The company halted its dividend and buybacks, while raising $5.75 billion worth of various debt due in 2023 ($4 billion worth of that debt comes with a double-digit coupon). On Thursday, it was announced that Carnival will price 62.5 million shares at $8, as the company looks to raise an additional $500 million.
The secondary price is interesting as it comes just a dime above the prior 52-week low at $7.90. With shares down about 8% to $8.10 on Thursday (with a session low of $8), will this retest of the lows hold as support?
Trading Carnival Stock
After the debt and equity raises, there’s both good and bad news present for Carnival shares.
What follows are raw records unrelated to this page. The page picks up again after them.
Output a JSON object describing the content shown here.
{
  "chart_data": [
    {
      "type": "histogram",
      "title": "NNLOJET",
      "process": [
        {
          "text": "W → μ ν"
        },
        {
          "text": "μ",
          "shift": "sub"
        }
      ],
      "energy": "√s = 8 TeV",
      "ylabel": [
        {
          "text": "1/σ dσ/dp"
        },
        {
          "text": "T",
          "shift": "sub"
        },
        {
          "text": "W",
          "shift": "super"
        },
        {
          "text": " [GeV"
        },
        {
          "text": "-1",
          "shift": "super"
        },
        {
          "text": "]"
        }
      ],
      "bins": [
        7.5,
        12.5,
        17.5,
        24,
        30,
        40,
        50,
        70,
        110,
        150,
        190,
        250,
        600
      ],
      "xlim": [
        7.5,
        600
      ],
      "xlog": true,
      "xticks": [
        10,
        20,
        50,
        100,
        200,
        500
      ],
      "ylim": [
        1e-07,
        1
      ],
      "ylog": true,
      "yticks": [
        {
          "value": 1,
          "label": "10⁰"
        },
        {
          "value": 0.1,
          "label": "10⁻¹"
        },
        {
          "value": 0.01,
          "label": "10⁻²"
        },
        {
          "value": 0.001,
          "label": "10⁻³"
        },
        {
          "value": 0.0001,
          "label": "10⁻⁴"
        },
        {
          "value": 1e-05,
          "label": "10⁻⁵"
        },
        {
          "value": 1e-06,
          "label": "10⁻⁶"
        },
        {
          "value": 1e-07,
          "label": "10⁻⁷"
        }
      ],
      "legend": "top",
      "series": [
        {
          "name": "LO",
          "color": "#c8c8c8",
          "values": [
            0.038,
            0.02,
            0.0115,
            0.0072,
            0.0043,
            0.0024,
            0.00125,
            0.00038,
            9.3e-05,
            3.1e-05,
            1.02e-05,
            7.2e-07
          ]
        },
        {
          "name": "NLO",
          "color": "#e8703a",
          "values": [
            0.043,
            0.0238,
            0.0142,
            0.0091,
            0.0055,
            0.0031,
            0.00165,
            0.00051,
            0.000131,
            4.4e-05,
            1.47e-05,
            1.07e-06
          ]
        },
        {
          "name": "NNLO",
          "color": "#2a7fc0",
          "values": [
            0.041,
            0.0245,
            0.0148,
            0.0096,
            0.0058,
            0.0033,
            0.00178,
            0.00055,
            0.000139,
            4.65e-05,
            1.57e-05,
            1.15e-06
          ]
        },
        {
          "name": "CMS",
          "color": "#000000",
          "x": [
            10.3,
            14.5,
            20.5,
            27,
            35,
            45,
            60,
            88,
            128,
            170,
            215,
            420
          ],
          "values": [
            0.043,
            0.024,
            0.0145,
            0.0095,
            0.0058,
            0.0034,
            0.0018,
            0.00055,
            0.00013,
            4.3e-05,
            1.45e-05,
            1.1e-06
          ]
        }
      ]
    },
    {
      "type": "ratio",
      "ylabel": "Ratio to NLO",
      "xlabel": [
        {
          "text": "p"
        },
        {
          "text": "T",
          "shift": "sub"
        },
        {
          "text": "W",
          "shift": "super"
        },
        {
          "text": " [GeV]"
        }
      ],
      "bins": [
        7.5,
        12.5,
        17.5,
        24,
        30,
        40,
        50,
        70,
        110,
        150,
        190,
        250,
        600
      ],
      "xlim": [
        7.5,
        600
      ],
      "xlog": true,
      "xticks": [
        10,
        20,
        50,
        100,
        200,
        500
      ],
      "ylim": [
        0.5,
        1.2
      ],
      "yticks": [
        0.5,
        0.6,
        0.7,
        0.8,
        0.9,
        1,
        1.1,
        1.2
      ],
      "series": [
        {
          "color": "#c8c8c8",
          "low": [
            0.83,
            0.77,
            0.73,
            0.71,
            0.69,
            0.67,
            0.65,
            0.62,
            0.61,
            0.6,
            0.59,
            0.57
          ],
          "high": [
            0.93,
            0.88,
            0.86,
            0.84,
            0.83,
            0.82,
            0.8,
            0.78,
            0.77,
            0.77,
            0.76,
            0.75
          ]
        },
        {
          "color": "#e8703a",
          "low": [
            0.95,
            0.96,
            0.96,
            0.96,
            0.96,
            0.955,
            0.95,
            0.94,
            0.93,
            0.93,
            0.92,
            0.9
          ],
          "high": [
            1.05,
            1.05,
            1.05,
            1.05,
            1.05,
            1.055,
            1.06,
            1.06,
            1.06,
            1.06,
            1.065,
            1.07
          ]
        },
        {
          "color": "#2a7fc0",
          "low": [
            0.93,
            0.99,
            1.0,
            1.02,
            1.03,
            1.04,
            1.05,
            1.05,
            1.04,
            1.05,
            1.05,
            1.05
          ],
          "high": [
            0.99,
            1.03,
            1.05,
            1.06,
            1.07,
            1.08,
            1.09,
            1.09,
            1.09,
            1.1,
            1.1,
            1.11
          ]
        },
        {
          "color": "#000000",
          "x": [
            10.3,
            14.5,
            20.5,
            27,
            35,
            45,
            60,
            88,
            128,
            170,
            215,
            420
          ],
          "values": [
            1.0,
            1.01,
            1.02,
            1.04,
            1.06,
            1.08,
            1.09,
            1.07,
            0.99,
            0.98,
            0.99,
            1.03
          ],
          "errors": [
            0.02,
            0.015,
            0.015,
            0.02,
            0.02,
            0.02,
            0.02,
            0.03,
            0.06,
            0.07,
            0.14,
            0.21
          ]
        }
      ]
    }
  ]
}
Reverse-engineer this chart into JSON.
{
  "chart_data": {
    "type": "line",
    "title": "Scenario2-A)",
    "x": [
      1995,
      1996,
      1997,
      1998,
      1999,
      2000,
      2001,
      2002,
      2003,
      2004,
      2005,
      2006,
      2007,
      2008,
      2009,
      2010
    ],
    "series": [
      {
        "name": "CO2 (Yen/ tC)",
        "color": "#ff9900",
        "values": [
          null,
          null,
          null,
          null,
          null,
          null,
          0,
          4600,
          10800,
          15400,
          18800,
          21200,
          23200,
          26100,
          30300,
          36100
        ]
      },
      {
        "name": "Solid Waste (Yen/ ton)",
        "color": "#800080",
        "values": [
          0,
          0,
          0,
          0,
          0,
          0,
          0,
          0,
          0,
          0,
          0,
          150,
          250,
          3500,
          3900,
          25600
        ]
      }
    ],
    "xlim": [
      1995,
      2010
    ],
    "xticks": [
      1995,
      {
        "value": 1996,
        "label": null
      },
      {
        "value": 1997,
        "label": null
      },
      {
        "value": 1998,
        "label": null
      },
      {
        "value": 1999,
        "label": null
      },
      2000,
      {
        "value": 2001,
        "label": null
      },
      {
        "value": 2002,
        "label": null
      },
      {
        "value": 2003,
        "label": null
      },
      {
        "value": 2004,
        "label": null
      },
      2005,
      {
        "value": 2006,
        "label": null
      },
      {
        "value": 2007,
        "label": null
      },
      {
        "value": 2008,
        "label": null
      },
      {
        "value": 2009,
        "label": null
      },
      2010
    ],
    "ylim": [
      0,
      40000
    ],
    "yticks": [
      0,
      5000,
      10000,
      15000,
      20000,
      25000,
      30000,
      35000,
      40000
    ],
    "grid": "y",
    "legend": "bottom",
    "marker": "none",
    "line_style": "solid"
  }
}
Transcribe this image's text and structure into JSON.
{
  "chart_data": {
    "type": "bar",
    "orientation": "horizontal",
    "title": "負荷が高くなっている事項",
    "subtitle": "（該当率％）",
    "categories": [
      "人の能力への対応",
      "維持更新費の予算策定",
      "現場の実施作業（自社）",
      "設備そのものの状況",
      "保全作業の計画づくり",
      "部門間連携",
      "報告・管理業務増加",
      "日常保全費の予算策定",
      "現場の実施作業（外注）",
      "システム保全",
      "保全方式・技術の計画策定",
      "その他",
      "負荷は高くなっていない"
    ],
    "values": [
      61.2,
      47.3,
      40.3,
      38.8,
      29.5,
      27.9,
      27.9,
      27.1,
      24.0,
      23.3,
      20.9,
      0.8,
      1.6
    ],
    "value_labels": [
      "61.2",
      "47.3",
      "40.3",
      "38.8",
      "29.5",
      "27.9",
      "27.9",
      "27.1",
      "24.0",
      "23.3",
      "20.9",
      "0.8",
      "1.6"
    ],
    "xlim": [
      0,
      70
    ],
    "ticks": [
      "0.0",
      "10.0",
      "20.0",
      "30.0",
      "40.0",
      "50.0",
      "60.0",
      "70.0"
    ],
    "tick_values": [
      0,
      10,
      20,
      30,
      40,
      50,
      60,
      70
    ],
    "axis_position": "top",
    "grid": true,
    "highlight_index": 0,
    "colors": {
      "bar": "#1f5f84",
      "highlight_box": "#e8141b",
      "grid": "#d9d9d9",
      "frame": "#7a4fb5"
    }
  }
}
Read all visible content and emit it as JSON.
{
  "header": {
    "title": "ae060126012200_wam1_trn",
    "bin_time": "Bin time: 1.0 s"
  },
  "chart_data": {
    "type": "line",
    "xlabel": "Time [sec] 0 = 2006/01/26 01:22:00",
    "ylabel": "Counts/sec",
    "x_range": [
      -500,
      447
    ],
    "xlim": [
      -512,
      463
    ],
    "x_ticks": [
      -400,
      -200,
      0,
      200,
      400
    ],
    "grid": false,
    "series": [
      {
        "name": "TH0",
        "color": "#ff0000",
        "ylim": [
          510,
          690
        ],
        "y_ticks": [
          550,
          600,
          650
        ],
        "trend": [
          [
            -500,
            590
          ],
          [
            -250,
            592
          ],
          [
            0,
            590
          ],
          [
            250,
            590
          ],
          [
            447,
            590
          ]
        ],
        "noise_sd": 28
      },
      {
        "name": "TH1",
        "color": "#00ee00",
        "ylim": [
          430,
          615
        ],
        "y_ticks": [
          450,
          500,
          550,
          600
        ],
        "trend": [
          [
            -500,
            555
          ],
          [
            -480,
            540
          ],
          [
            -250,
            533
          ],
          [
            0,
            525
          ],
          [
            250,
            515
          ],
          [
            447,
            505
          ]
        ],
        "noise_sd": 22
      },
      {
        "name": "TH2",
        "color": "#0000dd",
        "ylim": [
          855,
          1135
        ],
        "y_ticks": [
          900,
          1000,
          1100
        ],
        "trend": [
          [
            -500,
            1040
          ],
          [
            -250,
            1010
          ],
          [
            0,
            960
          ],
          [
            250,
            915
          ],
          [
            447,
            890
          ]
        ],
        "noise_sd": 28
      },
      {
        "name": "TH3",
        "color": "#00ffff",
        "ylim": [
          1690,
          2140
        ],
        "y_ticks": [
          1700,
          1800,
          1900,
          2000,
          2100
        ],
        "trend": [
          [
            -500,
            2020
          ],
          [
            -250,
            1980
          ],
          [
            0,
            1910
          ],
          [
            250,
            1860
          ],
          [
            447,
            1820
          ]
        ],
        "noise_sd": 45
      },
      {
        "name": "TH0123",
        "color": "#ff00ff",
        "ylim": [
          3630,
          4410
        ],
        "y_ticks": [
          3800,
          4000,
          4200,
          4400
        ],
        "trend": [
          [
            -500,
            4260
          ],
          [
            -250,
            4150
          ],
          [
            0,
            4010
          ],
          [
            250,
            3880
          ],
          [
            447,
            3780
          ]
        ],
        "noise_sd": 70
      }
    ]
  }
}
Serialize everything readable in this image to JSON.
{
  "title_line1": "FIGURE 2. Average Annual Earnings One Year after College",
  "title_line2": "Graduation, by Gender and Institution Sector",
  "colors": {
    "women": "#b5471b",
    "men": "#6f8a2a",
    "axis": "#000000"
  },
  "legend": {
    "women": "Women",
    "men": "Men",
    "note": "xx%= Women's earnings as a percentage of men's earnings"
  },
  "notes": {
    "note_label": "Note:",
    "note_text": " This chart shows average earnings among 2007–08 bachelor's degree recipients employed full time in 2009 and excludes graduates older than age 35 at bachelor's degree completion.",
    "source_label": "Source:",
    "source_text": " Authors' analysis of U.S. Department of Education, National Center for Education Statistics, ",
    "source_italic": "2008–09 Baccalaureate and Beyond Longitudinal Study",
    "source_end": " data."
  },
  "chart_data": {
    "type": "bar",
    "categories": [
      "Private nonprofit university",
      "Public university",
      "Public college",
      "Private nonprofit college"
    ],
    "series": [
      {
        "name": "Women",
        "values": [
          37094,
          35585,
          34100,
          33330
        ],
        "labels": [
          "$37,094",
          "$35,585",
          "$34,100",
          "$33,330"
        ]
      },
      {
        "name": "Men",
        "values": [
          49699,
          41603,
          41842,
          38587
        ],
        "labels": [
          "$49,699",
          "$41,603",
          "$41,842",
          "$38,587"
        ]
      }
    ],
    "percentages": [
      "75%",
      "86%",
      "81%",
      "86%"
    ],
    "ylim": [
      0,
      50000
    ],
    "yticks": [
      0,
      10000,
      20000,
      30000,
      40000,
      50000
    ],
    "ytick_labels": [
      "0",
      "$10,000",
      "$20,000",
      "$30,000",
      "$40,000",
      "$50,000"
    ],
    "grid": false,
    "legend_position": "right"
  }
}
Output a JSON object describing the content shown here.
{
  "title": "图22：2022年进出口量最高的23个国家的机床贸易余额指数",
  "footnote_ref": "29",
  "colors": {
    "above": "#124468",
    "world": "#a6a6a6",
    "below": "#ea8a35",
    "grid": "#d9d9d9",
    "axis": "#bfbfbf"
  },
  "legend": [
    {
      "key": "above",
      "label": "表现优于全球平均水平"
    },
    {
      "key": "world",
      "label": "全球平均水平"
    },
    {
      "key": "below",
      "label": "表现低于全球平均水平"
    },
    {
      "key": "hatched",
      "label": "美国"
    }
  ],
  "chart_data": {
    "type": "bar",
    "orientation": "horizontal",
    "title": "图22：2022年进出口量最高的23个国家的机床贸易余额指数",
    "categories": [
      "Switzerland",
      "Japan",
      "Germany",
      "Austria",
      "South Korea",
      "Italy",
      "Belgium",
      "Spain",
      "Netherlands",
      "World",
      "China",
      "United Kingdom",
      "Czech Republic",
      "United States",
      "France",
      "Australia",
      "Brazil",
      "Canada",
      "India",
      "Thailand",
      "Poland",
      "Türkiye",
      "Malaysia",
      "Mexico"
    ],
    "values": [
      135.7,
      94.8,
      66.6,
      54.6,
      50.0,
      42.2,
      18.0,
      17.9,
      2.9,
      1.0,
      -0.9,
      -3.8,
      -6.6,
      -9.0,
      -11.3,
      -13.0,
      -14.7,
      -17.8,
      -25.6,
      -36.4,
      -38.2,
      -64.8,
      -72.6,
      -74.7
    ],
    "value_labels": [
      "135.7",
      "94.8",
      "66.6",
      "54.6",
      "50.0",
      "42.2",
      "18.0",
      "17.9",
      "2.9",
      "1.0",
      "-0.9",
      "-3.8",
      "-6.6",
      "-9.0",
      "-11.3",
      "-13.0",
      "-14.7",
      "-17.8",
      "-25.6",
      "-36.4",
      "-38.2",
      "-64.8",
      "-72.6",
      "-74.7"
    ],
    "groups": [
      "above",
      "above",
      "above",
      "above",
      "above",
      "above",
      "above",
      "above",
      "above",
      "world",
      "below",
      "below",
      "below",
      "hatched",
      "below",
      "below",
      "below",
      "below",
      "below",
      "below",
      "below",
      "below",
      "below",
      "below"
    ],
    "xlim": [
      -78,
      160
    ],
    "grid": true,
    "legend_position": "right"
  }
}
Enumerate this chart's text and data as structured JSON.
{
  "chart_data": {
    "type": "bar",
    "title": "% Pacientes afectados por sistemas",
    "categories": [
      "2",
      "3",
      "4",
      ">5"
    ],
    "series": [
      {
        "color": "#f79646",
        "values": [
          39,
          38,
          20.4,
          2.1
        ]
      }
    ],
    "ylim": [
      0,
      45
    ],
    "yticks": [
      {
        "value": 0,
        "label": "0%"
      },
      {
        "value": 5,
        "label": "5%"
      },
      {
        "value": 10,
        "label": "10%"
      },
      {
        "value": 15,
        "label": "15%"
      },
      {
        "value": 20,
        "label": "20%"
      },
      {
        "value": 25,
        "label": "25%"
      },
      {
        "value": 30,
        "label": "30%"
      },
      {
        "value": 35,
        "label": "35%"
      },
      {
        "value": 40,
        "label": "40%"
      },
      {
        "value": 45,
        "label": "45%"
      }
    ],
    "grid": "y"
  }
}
The good news is the company has significantly bolstered its liquidity situation, buying it more time.
The bad news is multifold. The secondary offering will dilute shareholders, while the debt offering will increase the strain on the balance sheet. Lastly, and this one is out of management’s control to a large extent, but as long as the ships remain at port Carnival will have little to no revenue or cash flow coming in. Even once it's back up and running it wouldn't be surprising to see consumers shy away from cruises for a while.
All that said, what do the charts look like? Carnival stock fell 81% in just 18 trading sessions before hitting its March low. Near that level now, buyers are praying that this $8 area holds.
If it doesn’t, even lower prices could be in store. But because the company is showing a bit of life now the stock may just fetch a bid. Up and over $10 puts $12.50 on the table. From there, it will be important to see how Carnival shares handle the declining 20-day moving average, which acted as resistance a week ago.
If the stock can clear the 20-day moving average and $15, the $18 area is the next upside target. That would be up more than 100% from current levels and is a price where the last rallied petered out. Further, it’s where the 23.6% retracement for the 52-week range comes into play.
So long story short? A close below the current low could trigger more selling pressure. A rally over $10 could spark more upside.